2.14 Het besluit in primo kan om dezelfde reden niet in stand blijven en zal worden herroepen. Daarvoor zal de rechtbank gebruik maken van de in artikel 8:72, vierde lid, Awb gegeven bevoegdheid om zelf in de zaak te voorzien.
2.15 De rechtbank zal met toepassing van artikel 8:75, eerste lid, Awb verweerder veroordelen in de kosten die eiser heeft gemaakt in verband met het administratieve beroep en het beroep. De kosten zijn op grond van het Besluit proceskosten bestuursrecht € 322,- (1 punt voor het administratief beroepschrift, wegingsfactor 1) en € 644,- (1 punt voor het beroepschrift en 1 punt voor het verschijnen ter zitting, wegingsfactor 1).

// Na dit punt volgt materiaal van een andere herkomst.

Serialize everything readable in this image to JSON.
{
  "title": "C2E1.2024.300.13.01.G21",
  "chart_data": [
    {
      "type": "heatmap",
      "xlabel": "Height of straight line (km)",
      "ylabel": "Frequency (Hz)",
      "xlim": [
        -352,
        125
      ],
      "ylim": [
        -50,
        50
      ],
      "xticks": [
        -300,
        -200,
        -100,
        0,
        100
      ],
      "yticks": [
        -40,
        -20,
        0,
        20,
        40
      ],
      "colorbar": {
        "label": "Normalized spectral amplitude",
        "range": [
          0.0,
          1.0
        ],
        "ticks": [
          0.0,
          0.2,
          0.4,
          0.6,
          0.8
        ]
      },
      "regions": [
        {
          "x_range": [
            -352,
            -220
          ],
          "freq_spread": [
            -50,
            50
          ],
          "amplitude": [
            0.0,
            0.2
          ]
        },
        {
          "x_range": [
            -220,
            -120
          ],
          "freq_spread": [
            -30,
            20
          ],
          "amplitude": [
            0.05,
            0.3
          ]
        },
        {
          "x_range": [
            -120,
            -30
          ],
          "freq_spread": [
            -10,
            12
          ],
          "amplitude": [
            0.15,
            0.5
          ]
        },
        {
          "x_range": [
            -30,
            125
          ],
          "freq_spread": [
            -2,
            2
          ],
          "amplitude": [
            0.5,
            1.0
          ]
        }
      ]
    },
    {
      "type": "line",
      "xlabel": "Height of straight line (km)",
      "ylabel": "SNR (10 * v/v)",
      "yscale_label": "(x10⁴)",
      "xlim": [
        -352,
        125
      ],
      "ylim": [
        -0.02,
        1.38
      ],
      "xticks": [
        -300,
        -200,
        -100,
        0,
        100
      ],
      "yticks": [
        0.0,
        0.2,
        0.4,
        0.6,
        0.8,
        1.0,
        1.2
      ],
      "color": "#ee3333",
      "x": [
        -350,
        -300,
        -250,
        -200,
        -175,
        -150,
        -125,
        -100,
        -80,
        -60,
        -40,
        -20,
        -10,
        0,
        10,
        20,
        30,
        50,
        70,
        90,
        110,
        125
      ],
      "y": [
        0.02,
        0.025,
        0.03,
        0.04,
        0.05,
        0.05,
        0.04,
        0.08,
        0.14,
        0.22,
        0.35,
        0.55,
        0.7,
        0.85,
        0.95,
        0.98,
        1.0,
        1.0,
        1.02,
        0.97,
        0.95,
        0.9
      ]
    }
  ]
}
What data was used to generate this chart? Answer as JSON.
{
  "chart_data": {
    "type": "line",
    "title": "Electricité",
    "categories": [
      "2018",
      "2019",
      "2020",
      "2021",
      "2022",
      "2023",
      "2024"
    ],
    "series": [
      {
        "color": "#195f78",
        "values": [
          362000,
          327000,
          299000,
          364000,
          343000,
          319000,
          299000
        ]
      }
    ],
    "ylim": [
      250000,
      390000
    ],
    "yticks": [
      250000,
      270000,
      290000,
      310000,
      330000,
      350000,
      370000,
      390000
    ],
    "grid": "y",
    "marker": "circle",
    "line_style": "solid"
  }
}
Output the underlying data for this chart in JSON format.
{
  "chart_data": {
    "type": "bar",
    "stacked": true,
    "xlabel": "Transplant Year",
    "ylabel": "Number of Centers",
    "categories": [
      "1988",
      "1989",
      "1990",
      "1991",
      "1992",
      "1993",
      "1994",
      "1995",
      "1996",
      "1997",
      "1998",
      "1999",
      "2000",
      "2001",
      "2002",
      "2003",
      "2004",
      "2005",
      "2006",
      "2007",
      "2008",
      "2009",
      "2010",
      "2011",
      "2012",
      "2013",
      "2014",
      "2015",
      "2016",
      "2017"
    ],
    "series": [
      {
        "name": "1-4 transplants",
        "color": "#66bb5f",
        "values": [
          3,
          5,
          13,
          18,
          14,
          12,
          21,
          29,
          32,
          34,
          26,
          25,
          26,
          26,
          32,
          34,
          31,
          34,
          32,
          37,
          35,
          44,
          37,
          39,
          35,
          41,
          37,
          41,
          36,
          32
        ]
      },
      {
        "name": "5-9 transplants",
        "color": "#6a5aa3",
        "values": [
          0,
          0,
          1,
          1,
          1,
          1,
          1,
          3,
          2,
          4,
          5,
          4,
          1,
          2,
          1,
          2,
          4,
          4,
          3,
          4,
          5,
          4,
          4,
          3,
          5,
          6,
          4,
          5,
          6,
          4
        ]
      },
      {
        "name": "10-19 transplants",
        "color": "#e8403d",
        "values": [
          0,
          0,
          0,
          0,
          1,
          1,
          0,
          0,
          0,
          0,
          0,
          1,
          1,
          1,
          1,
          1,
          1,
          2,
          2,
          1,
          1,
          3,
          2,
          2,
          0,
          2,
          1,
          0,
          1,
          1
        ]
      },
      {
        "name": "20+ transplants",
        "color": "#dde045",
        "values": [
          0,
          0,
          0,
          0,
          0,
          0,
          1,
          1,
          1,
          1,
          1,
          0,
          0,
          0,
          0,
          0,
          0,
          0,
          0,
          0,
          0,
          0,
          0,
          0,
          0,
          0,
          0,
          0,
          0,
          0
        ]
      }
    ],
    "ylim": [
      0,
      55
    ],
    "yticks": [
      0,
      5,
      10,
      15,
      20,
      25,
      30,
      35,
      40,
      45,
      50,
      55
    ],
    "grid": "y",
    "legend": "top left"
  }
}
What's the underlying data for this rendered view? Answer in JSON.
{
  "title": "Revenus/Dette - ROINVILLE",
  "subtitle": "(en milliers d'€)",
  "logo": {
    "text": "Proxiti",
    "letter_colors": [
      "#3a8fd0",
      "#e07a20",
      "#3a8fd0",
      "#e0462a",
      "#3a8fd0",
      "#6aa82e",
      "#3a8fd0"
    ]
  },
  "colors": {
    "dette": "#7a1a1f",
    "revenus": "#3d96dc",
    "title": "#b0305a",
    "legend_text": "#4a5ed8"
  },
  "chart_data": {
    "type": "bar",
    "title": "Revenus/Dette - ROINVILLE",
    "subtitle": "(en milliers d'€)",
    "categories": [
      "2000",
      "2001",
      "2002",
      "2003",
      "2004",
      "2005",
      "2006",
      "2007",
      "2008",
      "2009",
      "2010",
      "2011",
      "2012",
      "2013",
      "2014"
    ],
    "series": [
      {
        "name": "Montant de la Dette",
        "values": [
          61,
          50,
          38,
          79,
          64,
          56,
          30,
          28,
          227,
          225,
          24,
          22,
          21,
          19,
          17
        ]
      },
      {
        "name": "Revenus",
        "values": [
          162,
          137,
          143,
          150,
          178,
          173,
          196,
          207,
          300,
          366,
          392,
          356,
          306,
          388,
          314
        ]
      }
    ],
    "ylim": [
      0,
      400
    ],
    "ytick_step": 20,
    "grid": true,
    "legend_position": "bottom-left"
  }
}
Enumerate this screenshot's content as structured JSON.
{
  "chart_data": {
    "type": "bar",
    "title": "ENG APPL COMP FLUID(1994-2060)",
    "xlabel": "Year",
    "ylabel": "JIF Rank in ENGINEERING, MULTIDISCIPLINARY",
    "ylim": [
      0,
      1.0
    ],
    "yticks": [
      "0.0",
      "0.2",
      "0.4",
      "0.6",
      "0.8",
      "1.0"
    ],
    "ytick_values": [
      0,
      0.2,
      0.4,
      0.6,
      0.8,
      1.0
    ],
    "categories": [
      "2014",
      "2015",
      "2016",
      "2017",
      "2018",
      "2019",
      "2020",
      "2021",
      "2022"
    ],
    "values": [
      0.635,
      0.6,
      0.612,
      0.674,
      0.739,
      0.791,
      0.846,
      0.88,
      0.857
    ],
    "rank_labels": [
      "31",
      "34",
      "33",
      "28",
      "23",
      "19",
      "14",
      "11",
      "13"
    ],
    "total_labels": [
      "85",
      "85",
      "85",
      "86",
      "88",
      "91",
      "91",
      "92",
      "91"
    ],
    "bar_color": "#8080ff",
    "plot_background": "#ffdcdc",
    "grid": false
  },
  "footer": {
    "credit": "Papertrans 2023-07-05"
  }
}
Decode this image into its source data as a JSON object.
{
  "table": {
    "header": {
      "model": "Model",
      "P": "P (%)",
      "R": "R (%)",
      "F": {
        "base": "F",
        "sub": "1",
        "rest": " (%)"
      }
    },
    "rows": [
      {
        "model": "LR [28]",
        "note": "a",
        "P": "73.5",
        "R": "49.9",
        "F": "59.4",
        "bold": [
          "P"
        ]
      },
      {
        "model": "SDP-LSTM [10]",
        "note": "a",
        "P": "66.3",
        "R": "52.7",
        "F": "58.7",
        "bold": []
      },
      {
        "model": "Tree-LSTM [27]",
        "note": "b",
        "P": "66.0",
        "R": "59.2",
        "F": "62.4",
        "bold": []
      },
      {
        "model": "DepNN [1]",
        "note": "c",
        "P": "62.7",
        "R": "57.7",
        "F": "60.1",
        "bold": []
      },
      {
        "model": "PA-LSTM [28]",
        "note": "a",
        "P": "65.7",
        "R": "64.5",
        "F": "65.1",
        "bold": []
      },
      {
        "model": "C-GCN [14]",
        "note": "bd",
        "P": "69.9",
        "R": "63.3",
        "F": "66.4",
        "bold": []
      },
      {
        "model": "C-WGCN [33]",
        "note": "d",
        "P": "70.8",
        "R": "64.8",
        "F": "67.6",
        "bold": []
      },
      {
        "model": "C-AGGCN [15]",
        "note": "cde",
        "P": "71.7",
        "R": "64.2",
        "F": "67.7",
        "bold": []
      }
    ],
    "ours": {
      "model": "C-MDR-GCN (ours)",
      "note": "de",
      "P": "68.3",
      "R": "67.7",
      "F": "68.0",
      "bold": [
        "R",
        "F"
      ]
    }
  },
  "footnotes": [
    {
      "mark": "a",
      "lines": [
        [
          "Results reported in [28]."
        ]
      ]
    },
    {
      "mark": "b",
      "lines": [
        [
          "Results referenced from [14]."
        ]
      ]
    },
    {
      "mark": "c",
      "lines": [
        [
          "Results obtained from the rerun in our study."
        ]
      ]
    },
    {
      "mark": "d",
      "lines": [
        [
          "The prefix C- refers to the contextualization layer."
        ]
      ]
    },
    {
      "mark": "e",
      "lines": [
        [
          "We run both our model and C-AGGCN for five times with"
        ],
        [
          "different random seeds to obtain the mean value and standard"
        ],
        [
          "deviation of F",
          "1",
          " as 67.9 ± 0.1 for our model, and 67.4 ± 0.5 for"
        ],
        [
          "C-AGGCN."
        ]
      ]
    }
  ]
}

2.16 Met toepassing van artikel 8:74, eerste lid, Awb gelast de rechtbank dat verweerder het betaalde griffierecht moet vergoeden.
3. Beslissing
De rechtbank:
3.1 verklaart het beroep gegrond;
3.2 vernietigt het bestreden besluit van 30 juni 2009;
3.3 herroept het besluit in primo van 16 februari 2009;
3.4 bepaalt dat deze uitspraak in de plaats treedt van het vernietigde besluit;
3.5 veroordeelt verweerder in de proceskosten en draagt verweerder op € 966,- te betalen aan eiser;
3.6 draagt verweerder op € 150,- te betalen aan eiser als vergoeding voor het betaalde griffierecht.
Deze uitspraak is gedaan door mr. J.M. Janse van Mantgem, rechter, en op 26 oktober 2009 in het openbaar uitgesproken, in tegenwoordigheid van mr. L.I. Siers, griffier.
Afschrift verzonden op:
Coll:
Rechtsmiddel
Partijen kunnen tegen deze uitspraak hoger beroep instellen bij de Raad van State, Afdeling bestuursrechtspraak, Hoger beroep vreemdelingenzaken, Postbus 16113, 2500 BC, ’s-Gravenhage. Het hoger beroep moet ingesteld worden door het indienen van een beroepschrift, dat een of meer grieven bevat, binnen vier weken na verzending van de uitspraak door de griffier. Bij het beroepschrift moet worden gevoegd een afschrift van deze uitspraak.